After Further Review...

He was safe. Play ball!
In general, I am a huge proponent of using HiDef imagery, powerful lenses and super SloMo to help referees and umpires in professional sports do their jobs. For too many years, we were forced to accept outcomes we could see with our own eyes were wrong. We struggled to accept the 'human factor' as part of a game, even as the technology existed to remove that human factor from the game. "Get it right", we said. The game will be better for it.

And the game IS better for it. They do "get it right", and most of the more egregiously bad calls are overturned in the name of fairness and accuracy. But like any improvement to any established process, there can be - and usually are - unintended consequences that simply could not be foreseen when the technological solution was implemented.

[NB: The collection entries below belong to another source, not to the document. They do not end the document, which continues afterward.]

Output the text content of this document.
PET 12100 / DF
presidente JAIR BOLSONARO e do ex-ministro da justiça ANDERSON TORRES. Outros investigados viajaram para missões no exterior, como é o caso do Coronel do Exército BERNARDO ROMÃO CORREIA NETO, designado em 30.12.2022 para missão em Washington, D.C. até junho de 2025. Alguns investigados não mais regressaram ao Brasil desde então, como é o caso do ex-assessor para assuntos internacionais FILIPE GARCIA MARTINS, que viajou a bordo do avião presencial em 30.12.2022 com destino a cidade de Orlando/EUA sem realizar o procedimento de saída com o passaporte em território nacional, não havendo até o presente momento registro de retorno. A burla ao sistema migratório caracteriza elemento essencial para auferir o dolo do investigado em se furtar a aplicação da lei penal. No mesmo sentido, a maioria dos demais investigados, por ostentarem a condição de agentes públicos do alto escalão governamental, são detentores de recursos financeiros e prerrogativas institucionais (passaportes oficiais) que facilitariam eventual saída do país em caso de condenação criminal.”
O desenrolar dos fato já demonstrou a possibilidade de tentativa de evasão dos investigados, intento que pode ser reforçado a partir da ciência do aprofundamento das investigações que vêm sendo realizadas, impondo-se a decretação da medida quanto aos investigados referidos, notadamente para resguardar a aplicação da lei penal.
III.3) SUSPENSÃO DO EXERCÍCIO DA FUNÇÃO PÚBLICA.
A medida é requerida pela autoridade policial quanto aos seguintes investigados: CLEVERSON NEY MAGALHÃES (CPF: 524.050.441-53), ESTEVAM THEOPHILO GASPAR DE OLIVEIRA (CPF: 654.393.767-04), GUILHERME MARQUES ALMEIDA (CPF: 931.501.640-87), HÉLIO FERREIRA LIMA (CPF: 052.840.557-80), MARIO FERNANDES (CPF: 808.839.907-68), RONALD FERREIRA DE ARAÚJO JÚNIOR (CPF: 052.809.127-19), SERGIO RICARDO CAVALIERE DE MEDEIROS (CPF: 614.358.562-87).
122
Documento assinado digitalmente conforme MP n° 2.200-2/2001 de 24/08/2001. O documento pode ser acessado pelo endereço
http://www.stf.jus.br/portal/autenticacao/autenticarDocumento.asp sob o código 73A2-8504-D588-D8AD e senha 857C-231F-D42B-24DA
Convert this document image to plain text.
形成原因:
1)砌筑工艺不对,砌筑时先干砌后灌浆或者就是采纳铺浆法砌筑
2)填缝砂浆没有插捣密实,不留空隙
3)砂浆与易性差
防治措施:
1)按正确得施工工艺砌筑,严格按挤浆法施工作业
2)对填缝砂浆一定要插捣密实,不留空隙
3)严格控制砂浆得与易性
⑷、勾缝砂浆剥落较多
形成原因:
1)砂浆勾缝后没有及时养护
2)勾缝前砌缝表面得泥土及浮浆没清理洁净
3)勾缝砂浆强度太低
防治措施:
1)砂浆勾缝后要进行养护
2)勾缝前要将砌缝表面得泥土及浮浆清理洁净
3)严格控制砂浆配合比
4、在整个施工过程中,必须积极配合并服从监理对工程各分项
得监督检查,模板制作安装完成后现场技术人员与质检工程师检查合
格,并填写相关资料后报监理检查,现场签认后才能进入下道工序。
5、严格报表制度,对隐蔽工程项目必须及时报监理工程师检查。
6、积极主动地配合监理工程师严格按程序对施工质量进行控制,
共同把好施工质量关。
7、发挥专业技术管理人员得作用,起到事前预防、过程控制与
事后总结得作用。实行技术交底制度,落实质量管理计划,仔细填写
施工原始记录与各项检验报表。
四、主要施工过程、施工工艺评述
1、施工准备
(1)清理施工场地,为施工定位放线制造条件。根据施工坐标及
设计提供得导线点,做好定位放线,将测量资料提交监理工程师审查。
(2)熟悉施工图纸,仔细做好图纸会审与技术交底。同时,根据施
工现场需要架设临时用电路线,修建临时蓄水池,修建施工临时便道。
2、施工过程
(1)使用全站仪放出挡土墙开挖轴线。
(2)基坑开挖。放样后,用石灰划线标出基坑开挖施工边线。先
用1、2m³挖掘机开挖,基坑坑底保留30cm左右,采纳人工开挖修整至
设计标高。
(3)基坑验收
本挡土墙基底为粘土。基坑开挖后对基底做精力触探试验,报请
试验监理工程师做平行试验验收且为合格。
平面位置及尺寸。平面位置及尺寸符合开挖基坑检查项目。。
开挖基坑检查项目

The biggest mistake we could possibly make when adding an additional layer of technology to determine the fairest, most accurate adjudications are made, would be to slavishly accept the micro level of accuracy while ignoring the macro sense of the game itself.  We saw this play out in a painful call in the eighth inning of the final Washington/Chicago playoff game. Essentially, the catcher fired a pickoff attempt to first and the runner got back safely. But wait! After the implementation of replay in the MLB, the players are taught to keep the tag applied to the runner. That way, if the runner loses contact with the base - even for a millisecond - he will be called out. And sure enough, the infielder held the ball in contact with the runner, whose foot came half an inch off the base for less than a second, and that's all it took to end the playoff hopes for the Washington Nationals.

Before replay, once the runner was safe, the infielder threw the ball back to the pitcher and never worried about the possibility of the runner briefly losing physical contact with the base. This was just common sense: The runner was safe, the play was over, let's go, play ball! But the replay regime has completely legislated common sense out of the process. It's as if they've created a kind of 'Shroedinger's Baserunner' who is simultaneously safe AND out, the final determination to be made once the play is examined through the lens of technology for an arbitrarily long period of time after it is over.

Nobody ever thought about what happens five or ten or even twenty seconds after the play is made and called. Because that's not what we're here to do. We're watching two teams play a beautiful, elegant, hundred year old game at the highest level. We do not want to see games decided by a pointless call based on an unintended consequence of what otherwise was an improvement in the game.

I'm very much for using sensors to call balls and strikes. The problem isn't just missing calls - although that IS a problem - the problem is that every umpire has his own strike zone, very few of which are even close to the strike zone described in the rulebook. But I'd also like to see the League step up and figure out a way to keep the improvements to the quality of the game delivered by replay, but to put an end to the absurd, pointless nitpickery that has resulted from it.